Brunch spot transforms into community flashpoint

Warwick. Video created by the co-owner of Caffe a la Mode from D.C. on Jan. 6 sparks the uproar.

| 12 Jan 2021 | 03:27

On Wednesday, Jan. 6, Tom Torres, co-owner of Caffe a la Mode in Warwick, made a video of himself speaking in front of the window of a Washington, D.C., hotel room.

The day would leave five people dead and more than 50 police officers injured, but as someone in the room cracked a beer, the only hint of the chaos unfolding nearby were sirens converging on the Capitol in the distance.

While a slow stream of people and cars passed on the street below, Torres laughed about the “100 percent bull....” news on TV, apparently making the point that the Trump rally underway was peaceful, even laughably boring.

“I’m getting too old for this,” he said in the video. “But listen, if Antifa, BLM were here? I’d be in that stuff,” he said. “Listen, if Mike Pence was being dragged out, Goddamn, I’d be part of that. I promise you I’d be part of that.”

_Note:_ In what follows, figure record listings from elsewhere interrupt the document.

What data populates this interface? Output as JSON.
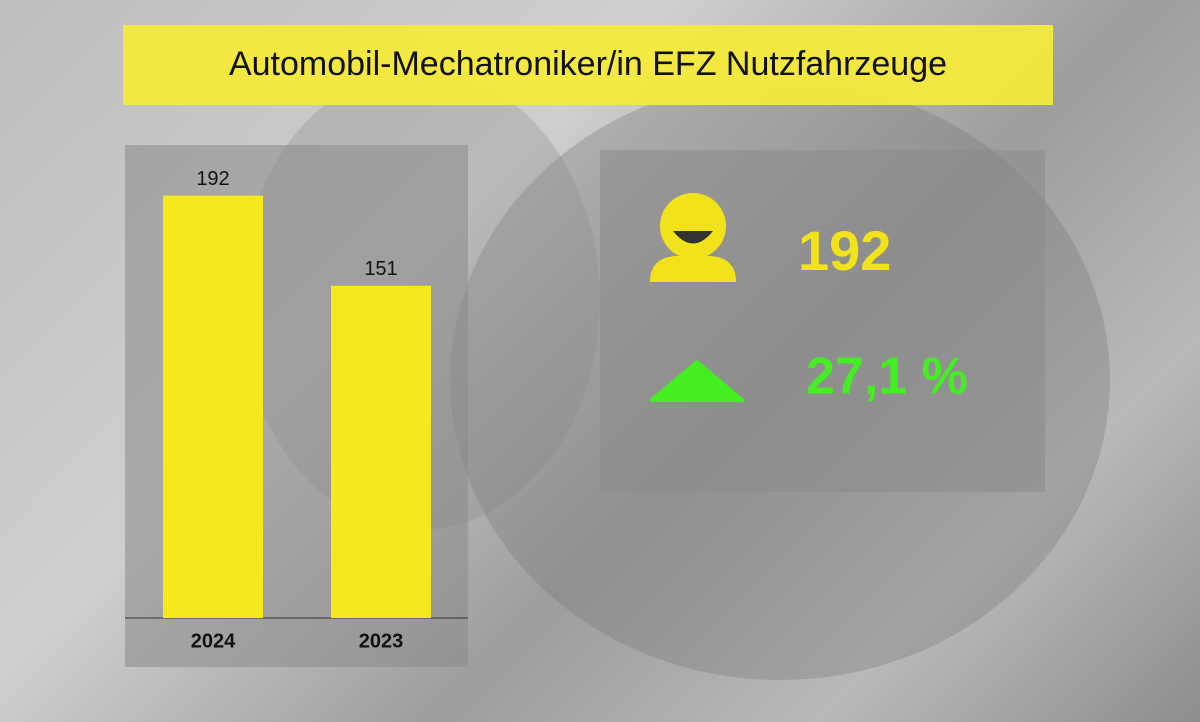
{
  "chart_data": {
    "type": "bar",
    "title": "Automobil-Mechatroniker/in EFZ Nutzfahrzeuge",
    "categories": [
      "2024",
      "2023"
    ],
    "values": [
      192,
      151
    ],
    "color": "#f5e81c",
    "ylim": [
      0,
      200
    ]
  },
  "kpi": {
    "count": 192,
    "change": {
      "value": 27.1,
      "label": "27,1 %"
    },
    "count_color": "#f2e21a",
    "change_color": "#44ee22"
  }
}
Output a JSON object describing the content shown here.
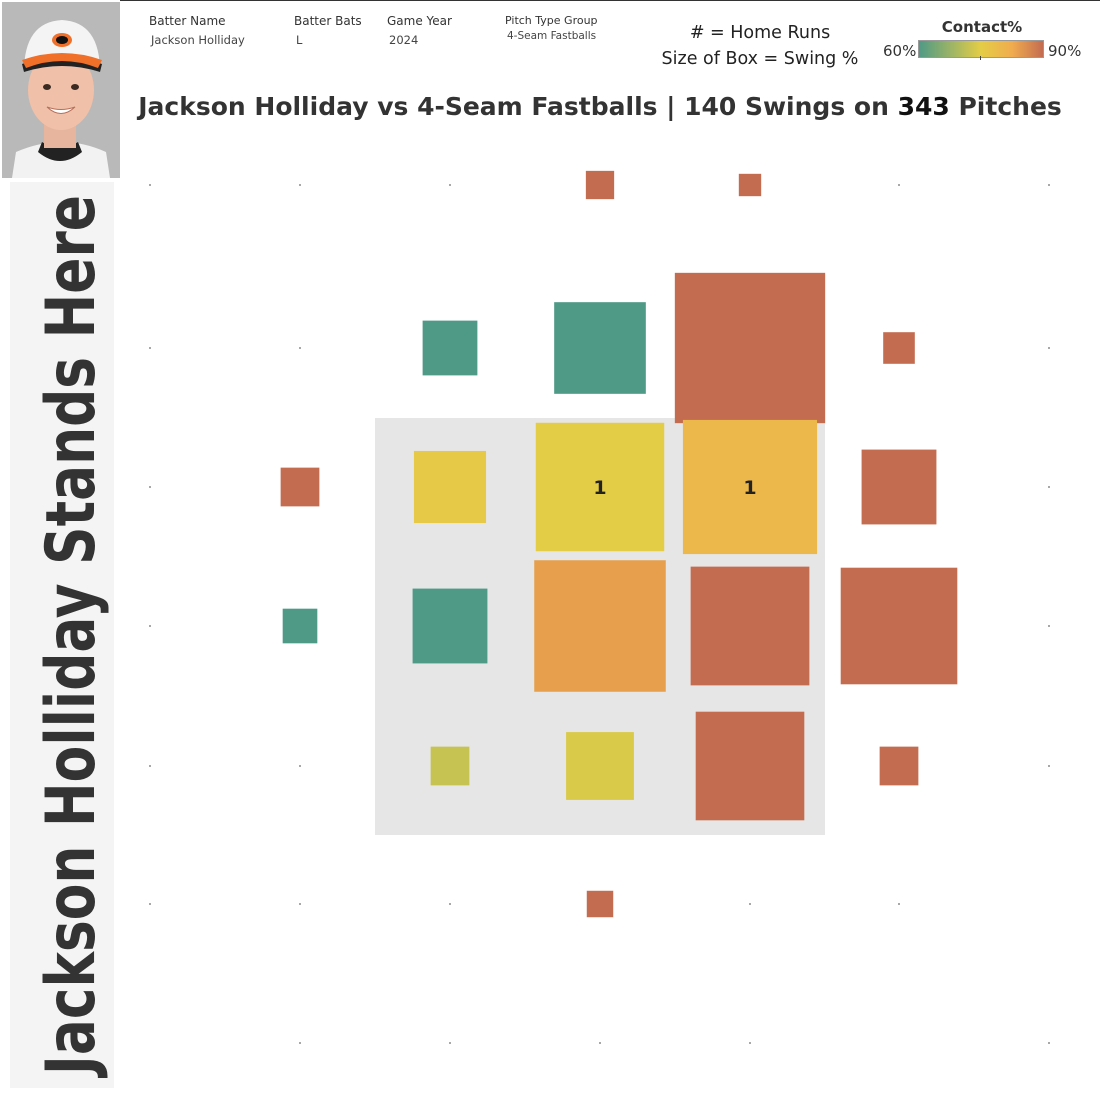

Torres, along with café co-owner Scott Elfant, declined to comment for this story, according to the woman who picked up the phone at the café.

The video was taken down, but not before a copy went viral on Facebook.

A show of support

In the days that followed, the café at the prominent corner of the village transformed from a popular brunch spot into a community flashpoint. Social media exploded with calls to boycott the café, which Torres, of Port Jervis, took over in 2003 with Elfant, his business partner.

On Sunday, a responding pro-Trump crowd of a few dozen – including members of the Hudson River Valley and Pike County, Pa., “Loud Majority” groups – showed their support by having lunch at the cafe and rallying on the sidewalk outside. They waved MAGA flags, including a black flag that used an obscenity to describe Antifa in white block letters. That flag hung next to a cluster of three small children, one of whom held a Trump flag.

‘Knowing what I know’

“This outrage you hear about is not about free speech,” wrote Ken Witlse of Warwick, who had been a café regular, in a letter to the editor of The Warwick Advertiser. “It is about a pandemic and the pandemic is not Covid. It is far worse and will probably get much more people killed.

“As someone, especially now more than ever, who has always supported local Warwick businesses, I didn’t care what side of the political aisle they were on,” he wrote. “Knowing what I know, I cannot step foot in this place again.”

Torres’ social media accounts have been taken down, but screen grabs and video clips still circulate online in which he gives voice to a patchwork of far-right conspiracy theories, including a tweet in praise of Hitler.

‘Join with the rational voices’

“We are dismayed by the recent reports of anti-Semitic social media posts by the local business owners of Caffe A La Mode in Warwick,” said the Jewish Federation of Greater Orange County in a comment released Sunday. “Statements such as ‘hitler [sic] was actually very kind to all people’ are not only factually inaccurate, they blatantly dismiss the horrific lived experiences of the Holocaust survivors in our families and community.

“We have seen this week that words have tremendous power,” the federation’s statement continued. “We mourn the loss of life occasioned by the seditious attack on our nation’s capital on January 6th, and join with the rational voices in our community who condemn all acts of violence and hate speech.”